AIG officials told the GAO that they had hoped to completely unwind the credit default swaps portfolio held by AIGFP by June 30.

NU Online News Service, July 19, 11:19 a.m. EDT

WASHINGTON—It remains unclear whether the federal government will be able to fully recoup its investment in American International Group (AIG), the Government Accountability Office (GAO) says in a new report.

The GAO makes its comments even though AIG has reduced the balance it owes the Treasury to $85 billion from the $123.1 billion it owed in December 2010.

The GAO says, “The government’s ability to fully recoup its exposure to AIG continues to be determined by the long-term health of AIG, changes in market conditions, and how Treasury balances its interest in selling its shares in AIG as soon as practicable while striving to maximize taxpayers’ return.”

According to the report, the government’s remaining $85 billion in assistance to AIG is composed of balances owed by Maiden Lanes II and III to the Federal Reserve Bank of New York (FRBNY) and Treasury’s common stock in AIG and preferred interests in AIA Group Limited.

The report adds, “As Treasury sells its stock in AIG to exit the company, several indicators show that the most likely investors will be institutions, many of whom already have holdings in insurance companies.”

The GAO notes that AIG Financial Products (AIGFP) continues to see overall declines in its super senior credit default swap (CDS) portfolio, including regulatory capital, multisector collateralized debt obligations, corporate collateralized loan obligations, “and mezzanine tranches (the riskiest portions of related securities that are issued together).”

AIG officials told the GAO that they had hoped to completely unwind the credit default swaps portfolio held by AIGFP by June 30.

A company spokesman says AIG is “making steady progress” in unwinding the CDS portfolio, but that it won’t comment further on progress until it issues its report on the second quarter Aug. 4.

The GAO also says that AIG’s property and casualty operations are stable and “several indicators on the status of AIG’s insurance companies illustrate that its insurance operations are showing signs of recovery.”

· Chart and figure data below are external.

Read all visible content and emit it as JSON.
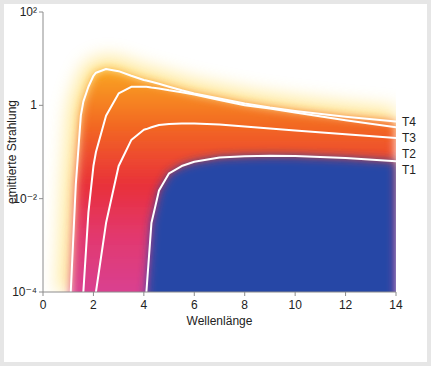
{
  "chart_data": {
    "type": "line",
    "x_label": "Wellenlänge",
    "y_label": "emittierte Strahlung",
    "x": [
      1.1,
      1.3,
      1.5,
      1.6,
      1.8,
      2,
      2.1,
      2.5,
      3,
      3.5,
      4,
      4.1,
      4.3,
      4.6,
      5,
      5.5,
      6,
      7,
      8,
      9,
      10,
      12,
      14
    ],
    "series": [
      {
        "name": "T1",
        "color": "#ffffff",
        "values": [
          null,
          null,
          null,
          null,
          null,
          null,
          null,
          null,
          null,
          null,
          null,
          0.0001,
          0.003,
          0.015,
          0.035,
          0.05,
          0.062,
          0.076,
          0.081,
          0.083,
          0.082,
          0.074,
          0.063
        ]
      },
      {
        "name": "T2",
        "color": "#ffffff",
        "values": [
          null,
          null,
          null,
          null,
          null,
          null,
          0.0001,
          0.003,
          0.05,
          0.18,
          0.3,
          0.31,
          0.34,
          0.38,
          0.4,
          0.41,
          0.41,
          0.39,
          0.35,
          0.32,
          0.29,
          0.24,
          0.2
        ]
      },
      {
        "name": "T3",
        "color": "#ffffff",
        "values": [
          null,
          null,
          null,
          0.0001,
          0.005,
          0.05,
          0.1,
          0.6,
          1.8,
          2.5,
          2.5,
          2.5,
          2.4,
          2.3,
          2.1,
          1.9,
          1.7,
          1.3,
          1.0,
          0.85,
          0.7,
          0.48,
          0.34
        ]
      },
      {
        "name": "T4",
        "color": "#ffffff",
        "values": [
          0.0001,
          0.02,
          0.6,
          1.2,
          2.5,
          4.3,
          5,
          6,
          5.4,
          4.3,
          3.5,
          3.4,
          3.2,
          2.9,
          2.5,
          2.1,
          1.8,
          1.4,
          1.1,
          0.9,
          0.76,
          0.57,
          0.45
        ]
      }
    ],
    "xlim": [
      0,
      14
    ],
    "ylim": [
      0.0001,
      100
    ],
    "xticks": [
      0,
      2,
      4,
      6,
      8,
      10,
      12,
      14
    ],
    "yticks": [
      {
        "value": 0.0001,
        "label": "10⁻⁴"
      },
      {
        "value": 0.01,
        "label": "10⁻²"
      },
      1,
      {
        "value": 100,
        "label": "10²"
      }
    ],
    "log": "y",
    "grid": false
  }
}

On the life side, the GAO says that “throughout 2010 and into the first quarter of 2011, additions to AIG life and retirement policyholder contract deposits exceeded withdrawals.”

The government stepped in to rescue AIG on Sept. 17, 2008 after learning that the company had $2.77 trillion in outstanding CDS and that it would otherwise have had to file for bankruptcy because counterparties were demanding cash collateral as the value of the underlying securities declined.

The GAO report says AIG’s current debt to the U.S. stems from a restructuring that occurred last year.

Under the recapitalization, AIG paid the FRBNY about $21 billion to completely repay its debt to the revolving credit facility.

Treasury also exchanged its Series C, Series E and Series F preferred stocks for approximately 1.655 billion shares of AIG common stock that have a cost basis of about $49.148 billion.